J’espère sincèrement que tel n’est pas le cas. Mais on peut certes essayer de revoir le scheme pour le rendre plus performant. Car, hormis le taux d’intérêt, il y a aussi deux autres aspects à prendre en considération lors de cet exercice.

Premièrement, la garantie exigée par la Banque centrale auprès des banques commerciales pour ce prêt. Bien que cela ne porte sur les réserves des banques auprès de la banque centrale et n’implique pas de coûts additionnels, les balance sheets des banques devront y faire mention et ne seront donc plus clean. Cela pourrait certes décourager certaines banques, surtout dans une conjoncture difficile par rapport à l’image de la banque sur le plan international. Deuxièmement, une conversion des roupies en devises créera un excès de liquidités en roupies sur le marché domestique. Ce qui devrait, d’une part, être rapidement absorbé pour ne pas provoquer une situation inflationniste. D’autre part, s’assurer que le retour sur investissement continue à être rentable, d’où la solidité de notre système bancaire.

? La BoM envisage sérieusement de fixer des paramètres quant aux marges imposées sur le marché de change par les banques commerciales si celles-ci ne jouent pas le jeu. Qu’avez-vous à dire à ce sujet ?

Cela irait à l’encontre de la libéralisation de l’économie, des taux d’intérêt et du contrôle de changes préconisés depuis 1994. Une politique qui a bien servi l’économie mauricienne et qui a été saluée par toutes les instances et institutions internationales. Il faut aussi faire la distinction entre les indicatives rates - qui sont les taux affichés et qui portent sur de petites transactions – et les taux actuels pratiqués par les banques, qui sont négociés dans un contexte de compétitivité accrue, de par la présence de 20 banques commerciales.

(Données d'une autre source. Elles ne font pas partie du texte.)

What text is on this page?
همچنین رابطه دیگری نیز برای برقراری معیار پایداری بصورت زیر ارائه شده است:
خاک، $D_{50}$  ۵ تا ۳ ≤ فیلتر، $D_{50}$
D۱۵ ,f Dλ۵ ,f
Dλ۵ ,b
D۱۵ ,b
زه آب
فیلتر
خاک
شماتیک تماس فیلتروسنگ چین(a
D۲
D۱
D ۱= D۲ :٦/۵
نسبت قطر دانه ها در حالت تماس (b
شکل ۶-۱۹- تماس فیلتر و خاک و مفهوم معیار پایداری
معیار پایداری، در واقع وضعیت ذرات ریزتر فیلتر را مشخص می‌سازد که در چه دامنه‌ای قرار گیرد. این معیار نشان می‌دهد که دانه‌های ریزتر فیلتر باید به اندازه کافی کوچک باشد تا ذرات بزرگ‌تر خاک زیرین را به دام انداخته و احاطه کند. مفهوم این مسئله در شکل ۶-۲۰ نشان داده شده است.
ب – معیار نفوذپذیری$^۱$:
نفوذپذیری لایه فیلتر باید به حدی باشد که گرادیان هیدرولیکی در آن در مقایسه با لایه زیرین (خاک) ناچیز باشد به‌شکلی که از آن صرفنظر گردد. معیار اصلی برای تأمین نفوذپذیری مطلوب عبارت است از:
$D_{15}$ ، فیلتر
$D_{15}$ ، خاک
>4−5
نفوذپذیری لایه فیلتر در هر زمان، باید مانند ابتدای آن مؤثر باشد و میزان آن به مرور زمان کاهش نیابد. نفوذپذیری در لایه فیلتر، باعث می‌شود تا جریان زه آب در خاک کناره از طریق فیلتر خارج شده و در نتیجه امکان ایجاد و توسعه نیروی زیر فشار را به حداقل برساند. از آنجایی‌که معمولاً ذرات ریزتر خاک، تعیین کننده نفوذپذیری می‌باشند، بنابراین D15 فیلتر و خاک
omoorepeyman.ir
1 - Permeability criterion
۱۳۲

? Selon les derniers chiffres de National Accounts, le secteur bancaire enregistrera une croissance de seulement 4,9 % cette année contre 6 % en 2011. Comment expliquez-vous cette baisse de croissance ?

Dans le contexte économique actuel, qui est extrêmement volatile et incertain, une prévision de croissance de 4,9 % du secteur bancaire demeure fort louable, quand on prend en considération quatre facteurs clés. Premièrement, la baisse prévue de la croissance de l’économie en général, à 3,5 % cette année contre 3,9 % enregistrée en 2011 deuxièmement, en comparaison avec les taux de croissance moindres du secteur bancaire de 4,2 % en 2009 et de 3,9 % en 2010 déjà enregistrés dans le sillage de la précédente crise financière troisièmement, la situation toujours critique prévalant au sein de la zone euro qui demeure une source d’inquiétude tant pour les investisseurs locaux qu’internationaux. D’ailleurs, l’investissement privé connaîtra une décroissance de 3,3 % cette année, après une croissance de seulement 1,5 % en 2011, suivie d’une stagnation en 2010. Et enfin, une réaction du secteur offshore face aux incertitudes prévalant sur le marché indien dues aux nouvelles provisions du General Anti-Avoidance Rules (GAAR). Les banques sont certes impactées par tous ses facteurs mais essaient quand même de concilier prudence et croissance, car leur survie et en contrepartie celle de toute l’économie mauricienne, en dépendent.